Jode had placed his most trusted guards at the intersections to give him some peace in his conversations—the mercenary pirates had their rifles braced in front of them and clearly looked ready to enforce their captain’s wishes.
This conversation was occurring somewhere in one of the many crowded nooks and corners of the Folston Platform Habitat. In a more official habitat in either Palacian or Alliance space, such a conversation would have required encrypted security booths, perhaps entire suites dedicated to its secrecy. But not here in Folston, where many sketchy deals and nefarious activities were planned and created.

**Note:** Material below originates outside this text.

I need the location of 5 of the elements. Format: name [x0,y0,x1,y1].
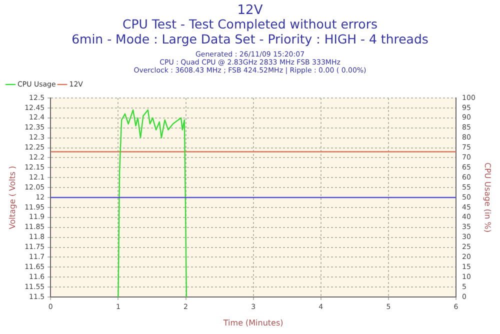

“You leave me to my side of the operation, you hear, Vareilla?” the wolfish-looking Jode said. “We got eyes on your man. The general. And the others.”
“Others?” Vareilla said, his hologram glitching back and forth as the signal through the metals of Folston and the sulphurous atmosphere broke and reconstituted.
“Yeah, the soldiers coming for Greer. They arrived in Folston not even an hour ago. Stuck out like a sore thumb,” the mercenary said.
“Really?” Vareilla’s form froze as he tapped his chin. He looked questioningly off camera.
“Well, no time to change plans now. Probably defectors that Greer convinced to turn traitor with him! Take them all. Keep them together,” Vareilla announced sharply.
“Extra five thousand credits per head,” the mercenary captain smiled.
“Five thousand!? How many are there? Who are they—royalty?” Vareilla’s speech came back a few moments later. The drag, even with the fastest and most advanced technology available, was still frustrating.